Yüz sene sonra anılmak

Yüz sene sonra anılmak
 

Yüz yıl sonra anılmak ve okunmak, şair ve romancıların en büyük hayali


" Yüz sene sonra bugünkü dünyadan / Bir tek insan kalmadığı gün. "

Şair ve romancıların en büyük hayal ve arzusudur, eserlerinin yıllar sonra gelecek kuşaklarca da okunması ve beğenilmesi. Pek tabi, yaşarken övgüler, ödüller almak, eserlerinin binlerce, onbinlerce adet basıldığına tanıklık etmek her zaman düşlerini süsler. Bu düşlerin gerçekleştiğini görmek ise, ödüllerin en büyüğüdür onlar için. Kolay değildir öyle insanların duygu ve düşüncelerini en derinlerde yakalayıp mısralara taşımak, bu dünyada yalnız olmadıklarını, çok özel duygu ve düşüncelerini anlayan, onları dillendirebilen birilerinin varlığını kanıtlamak hiç de kolay değildir. Hatta, bazen yeterince anlaşılmamak, eleştirilmek de bu uzun ince yolda sıkça karşılaşılan, ama mutlaka sabırla aşılması gereken durumlardır. Çünkü bu yolda küskünlüğe, pişmanlığa yer yoktur. Vaz geçmek düşünülemez bile. Şair ve romancılar en büyük desteği varoluşlarından, taa derinlerden onlara seslenen, "yaz, duyduğun gibi, hissettiğin gibi, istediğin gibi, gönlünce yaz" dürtüsünden aşlırlar. Yazarak yücelirler, yüceldikçe yazarlar.

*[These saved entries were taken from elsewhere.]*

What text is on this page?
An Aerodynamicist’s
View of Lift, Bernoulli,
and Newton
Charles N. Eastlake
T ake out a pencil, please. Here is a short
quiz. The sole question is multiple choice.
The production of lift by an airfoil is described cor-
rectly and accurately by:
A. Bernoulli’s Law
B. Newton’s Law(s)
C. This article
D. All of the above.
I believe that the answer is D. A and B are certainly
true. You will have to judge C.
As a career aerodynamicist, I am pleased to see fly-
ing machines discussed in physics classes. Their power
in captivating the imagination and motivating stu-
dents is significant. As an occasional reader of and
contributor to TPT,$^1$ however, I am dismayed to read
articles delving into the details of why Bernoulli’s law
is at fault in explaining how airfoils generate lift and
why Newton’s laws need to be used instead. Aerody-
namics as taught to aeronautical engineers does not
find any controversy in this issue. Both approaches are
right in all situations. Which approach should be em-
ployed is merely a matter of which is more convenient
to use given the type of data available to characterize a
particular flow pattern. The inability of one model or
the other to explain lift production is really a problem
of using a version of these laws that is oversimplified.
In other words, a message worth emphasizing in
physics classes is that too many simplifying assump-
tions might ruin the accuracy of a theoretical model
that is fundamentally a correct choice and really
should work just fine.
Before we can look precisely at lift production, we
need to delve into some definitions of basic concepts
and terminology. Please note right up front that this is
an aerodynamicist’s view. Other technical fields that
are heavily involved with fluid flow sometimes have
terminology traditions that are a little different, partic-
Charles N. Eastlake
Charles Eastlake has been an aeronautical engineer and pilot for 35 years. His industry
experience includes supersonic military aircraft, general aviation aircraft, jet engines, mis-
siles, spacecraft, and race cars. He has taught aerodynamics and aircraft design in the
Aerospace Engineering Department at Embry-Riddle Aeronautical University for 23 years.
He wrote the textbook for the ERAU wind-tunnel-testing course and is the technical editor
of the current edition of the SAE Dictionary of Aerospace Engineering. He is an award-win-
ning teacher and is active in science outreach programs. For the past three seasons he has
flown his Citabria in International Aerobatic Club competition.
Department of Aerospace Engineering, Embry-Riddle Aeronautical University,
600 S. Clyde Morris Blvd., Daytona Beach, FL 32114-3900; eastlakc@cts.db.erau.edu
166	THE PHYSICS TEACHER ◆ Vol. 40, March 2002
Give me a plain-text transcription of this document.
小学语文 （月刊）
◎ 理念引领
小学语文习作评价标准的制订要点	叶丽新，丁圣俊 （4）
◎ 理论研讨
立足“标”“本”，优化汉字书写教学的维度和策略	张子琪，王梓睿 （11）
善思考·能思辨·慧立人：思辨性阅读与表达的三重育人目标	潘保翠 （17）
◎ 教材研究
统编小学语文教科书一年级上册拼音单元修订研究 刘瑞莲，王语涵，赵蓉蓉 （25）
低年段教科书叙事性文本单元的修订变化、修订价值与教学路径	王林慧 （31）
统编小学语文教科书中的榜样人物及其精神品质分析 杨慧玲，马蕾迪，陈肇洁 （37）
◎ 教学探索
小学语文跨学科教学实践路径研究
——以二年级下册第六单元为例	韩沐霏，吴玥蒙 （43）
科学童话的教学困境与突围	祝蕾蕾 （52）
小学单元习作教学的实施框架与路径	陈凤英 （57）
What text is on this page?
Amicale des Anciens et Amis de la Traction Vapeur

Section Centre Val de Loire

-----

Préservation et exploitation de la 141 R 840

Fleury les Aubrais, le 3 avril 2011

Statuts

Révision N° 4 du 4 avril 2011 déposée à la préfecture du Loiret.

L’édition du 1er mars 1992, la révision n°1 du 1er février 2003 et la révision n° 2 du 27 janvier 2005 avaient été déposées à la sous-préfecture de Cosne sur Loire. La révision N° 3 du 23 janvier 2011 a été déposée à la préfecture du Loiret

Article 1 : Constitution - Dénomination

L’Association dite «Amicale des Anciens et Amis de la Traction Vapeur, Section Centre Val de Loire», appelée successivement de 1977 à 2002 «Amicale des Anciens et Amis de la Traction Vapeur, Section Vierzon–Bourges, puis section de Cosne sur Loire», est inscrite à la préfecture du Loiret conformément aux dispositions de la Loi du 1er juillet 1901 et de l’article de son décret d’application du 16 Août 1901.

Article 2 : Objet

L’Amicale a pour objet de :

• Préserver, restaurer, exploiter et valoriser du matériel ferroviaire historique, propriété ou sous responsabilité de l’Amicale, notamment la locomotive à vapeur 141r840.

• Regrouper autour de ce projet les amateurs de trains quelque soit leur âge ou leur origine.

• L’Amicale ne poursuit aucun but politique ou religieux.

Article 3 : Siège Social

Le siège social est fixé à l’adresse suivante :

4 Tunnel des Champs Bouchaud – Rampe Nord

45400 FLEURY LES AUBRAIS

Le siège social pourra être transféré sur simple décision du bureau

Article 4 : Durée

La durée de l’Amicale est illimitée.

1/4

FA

Peki, bundan yüz sene sonra, yeryüzünün bir köşesinde bugün hayatta olmayan biri tarafından anılmak nasıl bir duygudur sizce? Şaşırdınız değil mi? Oysa, yıllar önce yazdığı şiirleriyle bizi şaşkına çeviren bir şairimiz bunu da düşünmüş, hayal etmiş işte. o şair kim olabilir; tabi ki  Orhan Veli. Şiirdeki bütün tabuları yıkıp, Oktay Rıfat ve Melih Cevdet Anday ile Garip akımını ( bir başka deyişle, birinci yeniler akımını ) başlatan şairimiz. Gelin, şairin bu keyifli dizelerini birlikte okuyalım.

SİCİLYALI BALIKÇI

Yüz sene sonra bugünkü dünyadan
Bir tek insan kalmadığı gün,
Sicilya sahillerinde yaşayan balıkçı
Bir yaz sabahı ağlarını atarken denize
O zamankinden daha geniş gökyüzüne bakıp
Benden bir mısra mırıldanacak
Şarkı halinde;
Bu dünyadan, Mehmet Ali isminde bir şairin
Gelip geçtiğini bilmeksizin.

Bu güzel düşüncenin
Olmıyacağından eminim
Fakat nedense bu iş
Benim pek tuhafıma gidiyor.

( Ağustos, 1937 )

İşte böyle ufku geniştir şairlerin, yazarların. Sınır tanımazlar, tanıyamazlar. Sokaktaki adamı, halkı konuşturan, rakı şişesinde balık olmayı düşleyen bu romantik şairimiz bu dizeleri yazalı (77) aramızdan ayrılalı ise (64) sene geçmiş. Yani onun hesabına göre; henüz o günkü dünyadan yüz sene sonrasına gelmedik. İçimden bir ses diyor ki, yüz sene tamamlandığında; Sicilyalı bir balıkçı, bugünkünden daha geniş bir gökyüzü altında sabah ağlarını atarken denize, bu dizeleri aynen mırıldanacak. Üstelik, inanır mısınız, bu iş benim hiç de tuhafıma gitmiyor.





 
















 

 

 
Toplam blog
: 220
: 2018
Kayıt tarihi
: 02.07.06
 
 

Yazmak, ufkun da ötesine taşan engin bir serüven gibi gelir bana ve gençlik yıllarımdan bu yana v..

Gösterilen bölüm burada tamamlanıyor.